People in PR-agency-land are getting steamed this week about our industry’s reputation. Again. Starbucks CEO Howard Schultz appeared on the NBC-TV’s “Today” to talk about his jobs creation fund, which will raise cash for micro-loans to small businesses, and host Matt Lauer was less than gracious.

Lauer allowed Schultz to outline the program, but he seemed to be trying to get the Starbucks chief to admit he launched the initiative to sell more lattes. Or, as he rephrased it later, for “PR” reasons. Schultz calmly responded that the fund has nothing to do with marketing or PR for Starbucks.

So, why is “PR” a dirty word, we ask? In a post wonderfully titled, “Matt…Matt…Matt…You’re Glib,” PRSA stirred things up about Lauer’s discourtesy towards Schultz and his dismissive attitude towards what we do.

PR Newser‘s Tonya Garcia has a different take. She suggests that Schultz could have responded along the lines of, “We want people to know that Starbucks cares about the issue and we’re going to let people know about it. And if that makes us look good, great.” In other words, de-stigmatize the question, and the term, by returning to its literal meaning. The broader point, of course, is that PR and philanthropy can coexist.

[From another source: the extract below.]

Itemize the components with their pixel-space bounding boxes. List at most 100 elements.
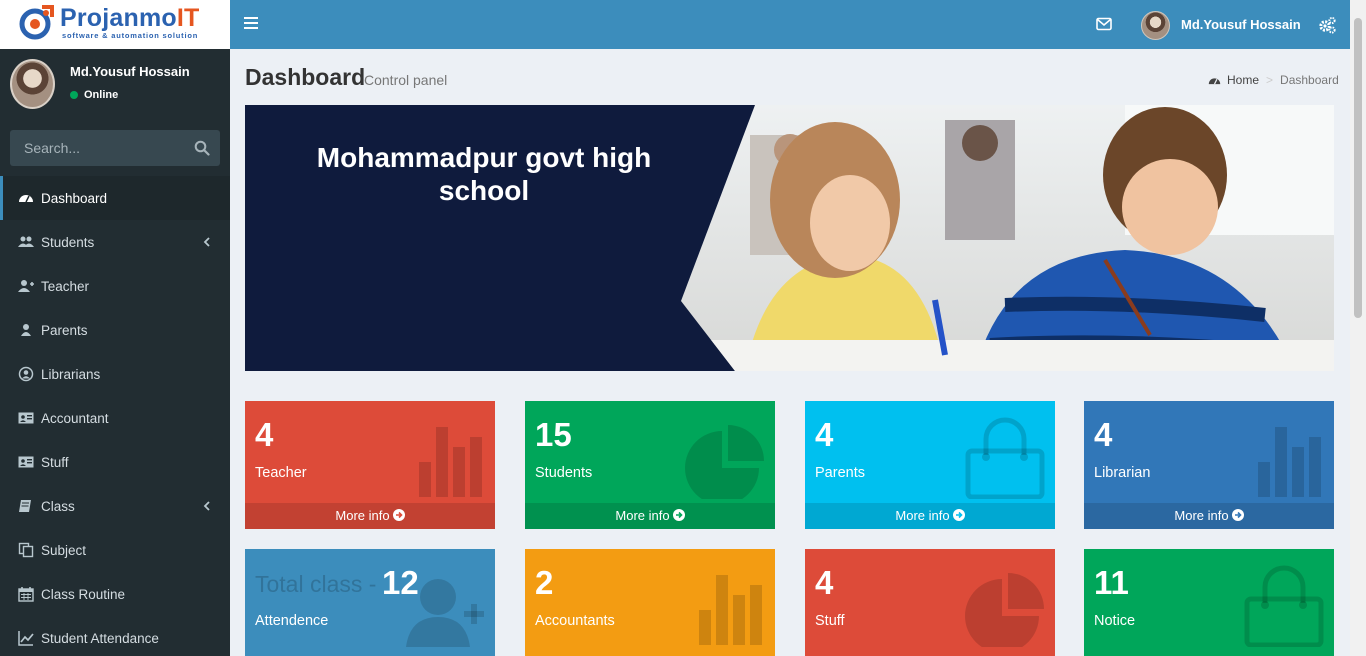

I love Garcia’s point, and she’s right. But I think the Matt Lauer brew-haha goes beyond that. As an industry, we’re being just a bit overly sensitive about our own reputation issues. Yes, they’re real, but sometimes, it’s just not about you.

This is one of those times. The point here isn’t Matt Lauer’s view of PR, or what the word “public relations” connotes. It says less about our industry than it does about, …well, my list is pretty long, but it includes the following: the deplorable state of morning talk show infotainment; the demonization of “big business”; the presumed liberal media bias backlash; and Starbucks’ own reputation, which has been shaded with misunderstanding. (I worked with Starbucks as a client for several years, so count me as possibly biased.)

But I think the PR mavens should simmer down and wait for the next opportunity to defend ourselves from attack. It’s bound to happen soon.

And for the record, there’s one word Schultz used that sums up the jobs fund program more accurately than “marketing,” “reputation,” or “PR,” at least for my money. That word is “leadership.”